SEG : une journée de grève qui n’a pas suffi à faire plier le patron
Le lundi 14 août dernier, les travailleurs de plusieurs chantiers de SEG (Société d’Entreprises et de Gestion), ont marqué un arrêt de travail durant un jour.
Ils sont plus de 1000 travailleurs répartis sur plusieurs chantiers dont celui de la construction d’une tour de plus de 20 étages au Plateau à Abidjan en plein centre des affaires et qui abritera des bureaux. Elle construit aussi deux Centre Hospitalier Régional (CHR), un a Kong et un autre à Odiéné.
Les travailleurs n’ont pas de contrat de travail et sont corvéables à merci. Certains sont payés à 4500 Fr pour un travail de nuit de 12 heures. Les conditions de travail sont infernales. Le 1er août, un travailleur que son patron avait obligé à travailler toute une journée et une nuit sans repos est mort parce qu’une toupie à béton dont les supports défaillants n’avaient pas été réparés, est tombée de plusieurs étages, tuant cet ouvrier et blessant gravement un autre. Sur ce même chantier, un autre travailleur avait déjà eu les deux bras broyés. Sur un autre chantier à Bonoua il y a eu aussi deux blessés graves. Ce ne sont pas de simples accidents de travail mais des assassinats qui ne disent pas leur nom. C’est le résultat direct de la politique patronal visant à réaliser le maximum de profit sans aucun respect de la santé et de la vie des ouvriers !

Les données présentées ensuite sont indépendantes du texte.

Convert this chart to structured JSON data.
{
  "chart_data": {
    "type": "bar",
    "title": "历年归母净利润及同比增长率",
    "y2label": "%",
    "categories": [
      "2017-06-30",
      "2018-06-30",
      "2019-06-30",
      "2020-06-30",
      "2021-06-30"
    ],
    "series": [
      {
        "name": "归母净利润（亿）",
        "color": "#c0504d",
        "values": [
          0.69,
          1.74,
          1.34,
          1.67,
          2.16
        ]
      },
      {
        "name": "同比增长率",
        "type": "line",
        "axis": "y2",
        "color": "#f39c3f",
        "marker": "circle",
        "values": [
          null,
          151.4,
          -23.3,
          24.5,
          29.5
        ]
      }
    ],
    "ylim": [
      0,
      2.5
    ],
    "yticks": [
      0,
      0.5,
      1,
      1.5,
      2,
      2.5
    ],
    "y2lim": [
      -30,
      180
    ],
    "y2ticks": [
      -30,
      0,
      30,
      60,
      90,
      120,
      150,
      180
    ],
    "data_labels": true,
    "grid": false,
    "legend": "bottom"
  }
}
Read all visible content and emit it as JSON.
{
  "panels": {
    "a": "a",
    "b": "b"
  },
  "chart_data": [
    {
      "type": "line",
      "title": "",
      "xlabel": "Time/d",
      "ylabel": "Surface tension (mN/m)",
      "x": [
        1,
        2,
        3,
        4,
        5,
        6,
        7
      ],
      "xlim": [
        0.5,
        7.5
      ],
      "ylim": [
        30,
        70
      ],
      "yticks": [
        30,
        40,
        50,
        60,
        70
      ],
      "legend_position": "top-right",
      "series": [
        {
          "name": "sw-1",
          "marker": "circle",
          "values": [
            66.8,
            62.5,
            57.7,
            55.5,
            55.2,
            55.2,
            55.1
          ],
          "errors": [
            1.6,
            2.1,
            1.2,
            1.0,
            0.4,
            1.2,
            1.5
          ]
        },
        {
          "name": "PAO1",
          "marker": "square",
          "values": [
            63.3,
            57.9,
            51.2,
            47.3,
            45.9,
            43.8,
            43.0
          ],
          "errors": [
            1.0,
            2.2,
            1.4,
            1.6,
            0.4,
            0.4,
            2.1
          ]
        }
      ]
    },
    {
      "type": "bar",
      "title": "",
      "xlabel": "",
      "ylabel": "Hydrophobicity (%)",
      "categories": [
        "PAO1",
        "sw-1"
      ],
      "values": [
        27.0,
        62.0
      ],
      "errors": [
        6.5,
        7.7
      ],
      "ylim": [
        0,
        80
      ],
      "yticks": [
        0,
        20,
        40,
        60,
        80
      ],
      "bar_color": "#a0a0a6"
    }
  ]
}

Au mois de juin 2026, les travailleurs de cette entreprise avaient déposé un préavis de grève mais celle-ci n’a pas eu lieu. Le mois d’après, il y a eu un petit mouvement et le patron n’a lâché qu’une miette de 300 Fr d’augmentation journalière alors que les travailleurs revendiquaient 5000 Fr ! Ce fut une provocation de plus mais les travailleurs n’ont pas baissé les bras. C’est ainsi que le 14 août ils étaient plus de 1000 grévistes. Les petits chefs ont tenté des intimidations et ont réussi à faire reprendre le travail sans que les travailleurs aient obtenu quelque chose. Leurs représentants se sont fait balader jusqu’au soir sous prétexte que le directeur était en voyage.
C’est seulement dix jours plus tard, le 24 août, qu’une nouvelle rencontre s’est tenue avec le directeur. D’emblée, il refusa catégoriquement de recevoir la délégation composée de 15 travailleurs venus de 5 chantiers. Finalement, ce sont six travailleurs qui ont été autorisés à s’entretenir avec ce directeur qui n’a pas manqué de les menacer. Au bout du compte, les travailleurs n’ont obtenu que le remboursement des deux jours fériés chômés et payés que le patron leur avait volés. Tout le reste des revendications a été balayé d’un revers de la main, accompagné de quelques blablas.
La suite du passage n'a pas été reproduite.